Heute wirklich Quälerei. Nach 20km kaputte Speiche mitten im nirgendwo. Aufkommende Verzweiflung runtergeschluckt, ist ja nicht das erste Mal, also kein Grund auszuflippen. Fragt sich nur wohin jetzt … In meiner Zielstadt gibt es einen Fahrradladen, was ich Dank Internet rausfinde. Dann mal frisch ans Werk und da anrufen …

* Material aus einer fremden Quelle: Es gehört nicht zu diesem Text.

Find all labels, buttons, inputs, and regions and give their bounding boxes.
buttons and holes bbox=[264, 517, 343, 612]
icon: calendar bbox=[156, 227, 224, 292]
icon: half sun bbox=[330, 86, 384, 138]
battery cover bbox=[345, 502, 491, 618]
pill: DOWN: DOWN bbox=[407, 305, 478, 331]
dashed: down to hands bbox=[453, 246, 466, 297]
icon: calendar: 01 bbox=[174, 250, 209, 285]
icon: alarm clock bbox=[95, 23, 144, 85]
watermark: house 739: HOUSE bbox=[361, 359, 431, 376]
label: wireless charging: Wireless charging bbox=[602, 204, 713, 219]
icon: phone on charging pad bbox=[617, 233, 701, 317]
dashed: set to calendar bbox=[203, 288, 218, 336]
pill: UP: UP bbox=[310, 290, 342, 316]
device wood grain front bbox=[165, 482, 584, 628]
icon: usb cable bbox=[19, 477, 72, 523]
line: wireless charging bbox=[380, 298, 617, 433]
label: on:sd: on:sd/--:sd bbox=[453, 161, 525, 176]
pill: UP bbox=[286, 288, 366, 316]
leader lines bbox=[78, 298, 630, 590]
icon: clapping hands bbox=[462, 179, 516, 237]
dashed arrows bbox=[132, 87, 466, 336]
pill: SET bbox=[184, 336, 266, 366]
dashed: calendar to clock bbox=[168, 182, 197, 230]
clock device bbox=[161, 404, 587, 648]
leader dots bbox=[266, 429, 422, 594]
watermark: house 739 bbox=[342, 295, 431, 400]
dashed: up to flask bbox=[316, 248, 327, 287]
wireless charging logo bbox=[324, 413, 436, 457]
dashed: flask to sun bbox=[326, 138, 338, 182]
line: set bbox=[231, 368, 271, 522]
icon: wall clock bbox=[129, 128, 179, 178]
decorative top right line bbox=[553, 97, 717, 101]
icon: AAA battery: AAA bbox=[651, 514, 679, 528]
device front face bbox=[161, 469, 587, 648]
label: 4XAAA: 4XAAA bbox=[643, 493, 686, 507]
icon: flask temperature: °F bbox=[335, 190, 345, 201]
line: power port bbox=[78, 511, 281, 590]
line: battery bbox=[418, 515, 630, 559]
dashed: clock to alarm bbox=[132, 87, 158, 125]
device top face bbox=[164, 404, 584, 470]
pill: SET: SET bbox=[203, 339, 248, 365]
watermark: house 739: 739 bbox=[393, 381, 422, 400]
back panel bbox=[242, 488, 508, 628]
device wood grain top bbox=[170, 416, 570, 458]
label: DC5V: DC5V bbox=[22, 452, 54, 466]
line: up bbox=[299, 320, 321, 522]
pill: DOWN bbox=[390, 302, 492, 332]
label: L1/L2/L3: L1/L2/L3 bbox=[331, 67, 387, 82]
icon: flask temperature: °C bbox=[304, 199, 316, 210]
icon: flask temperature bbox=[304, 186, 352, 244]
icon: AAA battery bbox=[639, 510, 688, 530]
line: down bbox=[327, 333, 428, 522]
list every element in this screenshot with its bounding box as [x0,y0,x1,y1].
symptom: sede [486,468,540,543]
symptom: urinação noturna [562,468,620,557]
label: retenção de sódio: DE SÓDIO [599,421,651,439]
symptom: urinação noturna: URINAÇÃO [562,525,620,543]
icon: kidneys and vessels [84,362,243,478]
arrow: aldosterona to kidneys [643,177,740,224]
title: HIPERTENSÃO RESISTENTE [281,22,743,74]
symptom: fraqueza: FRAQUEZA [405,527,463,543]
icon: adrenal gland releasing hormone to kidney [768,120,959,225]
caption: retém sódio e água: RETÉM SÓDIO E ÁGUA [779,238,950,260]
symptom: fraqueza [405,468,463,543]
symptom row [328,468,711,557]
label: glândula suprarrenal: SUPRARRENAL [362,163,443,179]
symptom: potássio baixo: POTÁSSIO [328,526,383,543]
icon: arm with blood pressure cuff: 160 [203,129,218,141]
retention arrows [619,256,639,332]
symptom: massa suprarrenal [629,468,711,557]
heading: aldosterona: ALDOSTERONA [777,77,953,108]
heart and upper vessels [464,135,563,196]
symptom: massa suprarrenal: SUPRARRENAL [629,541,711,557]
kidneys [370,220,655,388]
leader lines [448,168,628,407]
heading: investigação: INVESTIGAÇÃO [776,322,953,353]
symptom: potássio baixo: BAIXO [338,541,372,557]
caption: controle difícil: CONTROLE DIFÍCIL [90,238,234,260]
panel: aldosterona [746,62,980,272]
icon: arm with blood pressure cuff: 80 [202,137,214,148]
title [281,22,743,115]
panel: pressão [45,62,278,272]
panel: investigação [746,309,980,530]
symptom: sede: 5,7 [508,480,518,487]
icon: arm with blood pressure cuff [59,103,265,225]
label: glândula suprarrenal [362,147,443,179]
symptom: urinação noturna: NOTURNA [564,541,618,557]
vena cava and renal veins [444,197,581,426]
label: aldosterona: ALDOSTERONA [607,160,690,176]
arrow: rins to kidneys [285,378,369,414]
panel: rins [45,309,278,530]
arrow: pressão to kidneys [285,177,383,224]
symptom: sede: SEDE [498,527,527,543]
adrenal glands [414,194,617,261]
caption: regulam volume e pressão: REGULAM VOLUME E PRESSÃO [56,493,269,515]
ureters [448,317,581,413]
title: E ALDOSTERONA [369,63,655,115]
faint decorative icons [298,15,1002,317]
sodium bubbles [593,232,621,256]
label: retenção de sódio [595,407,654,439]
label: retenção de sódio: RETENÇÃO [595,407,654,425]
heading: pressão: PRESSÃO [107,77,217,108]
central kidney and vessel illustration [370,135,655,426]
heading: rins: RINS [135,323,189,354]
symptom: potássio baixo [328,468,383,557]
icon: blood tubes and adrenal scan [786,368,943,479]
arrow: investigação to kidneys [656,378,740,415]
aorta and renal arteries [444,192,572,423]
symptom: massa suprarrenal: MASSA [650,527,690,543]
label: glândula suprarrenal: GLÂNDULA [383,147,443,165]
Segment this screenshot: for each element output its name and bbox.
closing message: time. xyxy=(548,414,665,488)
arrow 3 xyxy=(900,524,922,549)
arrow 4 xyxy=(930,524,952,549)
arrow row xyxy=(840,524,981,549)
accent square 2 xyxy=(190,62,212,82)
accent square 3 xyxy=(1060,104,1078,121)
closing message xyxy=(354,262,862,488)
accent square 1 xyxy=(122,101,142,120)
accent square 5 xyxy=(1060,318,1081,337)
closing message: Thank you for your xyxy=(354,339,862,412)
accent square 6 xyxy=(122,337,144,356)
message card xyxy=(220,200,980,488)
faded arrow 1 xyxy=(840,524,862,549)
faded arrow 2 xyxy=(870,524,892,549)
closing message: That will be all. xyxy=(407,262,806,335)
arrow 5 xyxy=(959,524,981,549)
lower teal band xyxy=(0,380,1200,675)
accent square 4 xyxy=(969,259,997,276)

Ich radebreche (auch ein schönes Wort mit “Rad”. Und mit “brechen”. Wie passend …) mein Problem am Telefon einem netten Franzosen. Natürlich ohne die Worte für “Speiche”, “Hinterrad” und “auswechseln” zu kennen. Mein Satz muss für den Franzosen ungefähr so klingen: “Guten Tag. Ich tue eine Tour von deutsche nach Madrid. Ich habe eine Problem mit meine letzten Rad. Es ist kaputt ein Stab. Es gibt dort viele Stäbe, ich kenne das Wort nicht. Es ist vorbei (hier sage ich Versehen passé für passiert) das zweite mal. Sie sind offen und können reparieren? Ja, ich gehe gut, rollen funktioniert. Oh, vielen Dank! Es gibt noch, glaube ich, 500km bis Épinal. Ja, danke, auf wiedersehen”. Er hat aber alles verstanden und die 500km schaffe ich. Es sind auch nur etwas mehr als 50, aber ich habe keine Pause gemacht und meine Energie ist bald dahin. Es geht hoch und runter und regnet sie meiste Zeit. Das ist aber ok, ich habe meine Regenkleidung an. Die letzen neun Kilometer sind endlos und gehen nochmal schön nach oben. Endlich bin ich am Campingplatz und baue schnell das Zelt auf. Mein Knie tut weh und ich bin klitschnass geschwitzt. Der fahrradladen ist zum Glück in der Nähe. Es kostet 7 Euro und ich bekomme noch 5 Speichen mit auf den Weg. Ich vermute, nach 300km oder so kommt die nächste Speiche. Ich koche nicht mehr, ich hab einfach keine Lust. Die Sonne kommt noch etwas raus, aber als Ausgleich werden heute Nacht Null Grad. Ja, solche Tage gibt es auch. Bis morgen!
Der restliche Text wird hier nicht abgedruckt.